TÜGVA'dan "Ezan ve Kudüs" açıklaması

TÜGVA'dan "Ezan ve Kudüs" açıklaması
Türkiye Gençlik vakfı Sarayönü Temsilciliği tarafından "Ezan ve Kudüs" konulu bir basın açıklaması yapıldı.Cuma namazı çıkışında Merkez Çarşı Camii önünde gerçekleştirilen basın açıklamasını Hasan Hüseyin Akdoğan...

Türkiye Gençlik vakfı Sarayönü Temsilciliği tarafından "Ezan ve Kudüs" konulu bir basın açıklaması yapıldı.

Cuma namazı çıkışında Merkez Çarşı Camii önünde gerçekleştirilen basın açıklamasını Hasan Hüseyin Akdoğan okudu.

Akdoğan yaptığı açıklamada şunları söyledi:

"Ezan, göğün ve yerin yegâne hükümranı olan Allah'ın, bu hükümranlığının yeryüzünde ve gökyüzünde günde beş defa ilân edilmesinin adıdır.
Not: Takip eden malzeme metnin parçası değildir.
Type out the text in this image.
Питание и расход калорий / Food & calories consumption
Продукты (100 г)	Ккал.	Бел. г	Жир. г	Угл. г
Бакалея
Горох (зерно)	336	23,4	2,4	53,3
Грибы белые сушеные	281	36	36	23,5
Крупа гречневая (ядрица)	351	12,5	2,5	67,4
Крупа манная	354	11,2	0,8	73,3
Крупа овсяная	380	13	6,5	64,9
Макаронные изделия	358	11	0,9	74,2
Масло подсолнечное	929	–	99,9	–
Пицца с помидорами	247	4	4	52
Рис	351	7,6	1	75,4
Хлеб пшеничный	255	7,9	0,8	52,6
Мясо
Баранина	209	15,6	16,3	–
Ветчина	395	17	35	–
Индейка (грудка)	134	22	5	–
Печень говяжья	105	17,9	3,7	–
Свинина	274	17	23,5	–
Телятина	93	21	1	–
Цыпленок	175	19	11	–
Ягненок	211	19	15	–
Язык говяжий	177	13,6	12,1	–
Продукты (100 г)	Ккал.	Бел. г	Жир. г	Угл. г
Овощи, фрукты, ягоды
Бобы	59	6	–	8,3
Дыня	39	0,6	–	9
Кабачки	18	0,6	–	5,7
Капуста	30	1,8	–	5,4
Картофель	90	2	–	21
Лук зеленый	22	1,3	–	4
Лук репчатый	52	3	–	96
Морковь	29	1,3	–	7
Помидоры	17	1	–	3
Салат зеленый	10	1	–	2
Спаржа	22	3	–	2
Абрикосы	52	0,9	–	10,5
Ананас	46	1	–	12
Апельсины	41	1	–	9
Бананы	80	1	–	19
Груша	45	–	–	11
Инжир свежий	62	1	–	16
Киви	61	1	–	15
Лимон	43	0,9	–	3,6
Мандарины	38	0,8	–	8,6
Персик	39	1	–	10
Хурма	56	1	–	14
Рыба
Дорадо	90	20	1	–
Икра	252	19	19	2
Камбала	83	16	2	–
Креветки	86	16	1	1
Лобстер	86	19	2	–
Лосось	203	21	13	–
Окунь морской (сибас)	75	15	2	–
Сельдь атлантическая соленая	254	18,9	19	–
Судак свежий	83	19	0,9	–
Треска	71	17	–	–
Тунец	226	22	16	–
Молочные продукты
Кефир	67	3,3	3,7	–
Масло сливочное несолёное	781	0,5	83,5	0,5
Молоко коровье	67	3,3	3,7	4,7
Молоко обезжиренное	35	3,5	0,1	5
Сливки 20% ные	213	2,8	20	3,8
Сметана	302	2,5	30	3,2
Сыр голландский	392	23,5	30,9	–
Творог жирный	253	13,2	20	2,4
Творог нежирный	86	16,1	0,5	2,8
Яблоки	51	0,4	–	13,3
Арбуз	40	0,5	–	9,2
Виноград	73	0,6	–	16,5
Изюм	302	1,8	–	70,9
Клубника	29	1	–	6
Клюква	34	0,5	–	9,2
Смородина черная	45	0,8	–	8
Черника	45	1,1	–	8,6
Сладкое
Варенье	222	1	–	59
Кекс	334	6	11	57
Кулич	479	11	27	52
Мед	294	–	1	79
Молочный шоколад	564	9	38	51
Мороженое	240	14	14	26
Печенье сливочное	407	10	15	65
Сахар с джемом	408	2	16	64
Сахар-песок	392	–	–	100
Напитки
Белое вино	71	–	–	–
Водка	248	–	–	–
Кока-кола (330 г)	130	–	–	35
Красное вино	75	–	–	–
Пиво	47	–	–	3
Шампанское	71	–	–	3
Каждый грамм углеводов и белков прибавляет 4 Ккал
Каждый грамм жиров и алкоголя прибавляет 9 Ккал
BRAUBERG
Ezan, yani bu ilâhî ilân, muhatabı olan insana, her türlü günlük meşgalesinin en yoğun olduğu anlarda okunarak, bu meşgalelerin yeryüzünün ve gökyüzünün Rabbi olan Allah'a ve onun dinine ne kadar uyduğunu tefekküre zorlayan bir çağrıdır. Yine ezan, gayb âlemini de saf saf hakkın huzurunda toplayan; evrene meşruiyet meşk eden; yıldızlara, tohumlara, taşlara, çimenlere, börtü böceğe, sözgelimi mahlûkata; iplerini elinde bulunduran Allah tarafından, ihtiyaç duydukları ilâhî mesajın günde beş defa ulaştırılmasının ta kendisidir.

Ezan, inananlara, kula kulluk etmeye yeltenmeyi aklının ucundan dahî geçirmeden evvel devreye girerek, haklı oldukları takdirde onlara tüm dünyayı karşılarına alacak gücü bahşeden çağrıdır.

Ezan, Mekke'nin, Horasan'ın, Semerkand'ın, Buhara'nın, Bağdat'ın, Irak'ın, Mısır'ın, Suriye'nin, Kosova'nın, Bosna'nın, Endülüs'ün, Gırnata'nın, İstanbul'un ve Kırım'ın fetih müjdecisidir,

Ezan, dünyanın her yerinden mazlumların tek silahı, tutsak İhvân'ın özgürlük türküsü; ezan, bu dünyanın çakılı manevî çivisi ve tüm Müslümanların kırmızı çizgisidir.

En ufak zerresinde bir acı olduğunda tâ içten hissettiğimiz Mescid-i Aksa'mızda bir vakit ezanın okunmadığını, nefesimizin kesilmesiyle öğrenmiş olduk. Bu adımların kararlılıkla atılması hususunda devletimizin ve milletimizin yanında olduğumuzu vurgulamak isteriz. Gözbebeğimiz Mescid-i Aksa'mızın durumunu da yakından takip ediyor, atılan her bir taşın evvelinde ve sonrasında o ruhu iliklerimize dek hissediyoruz.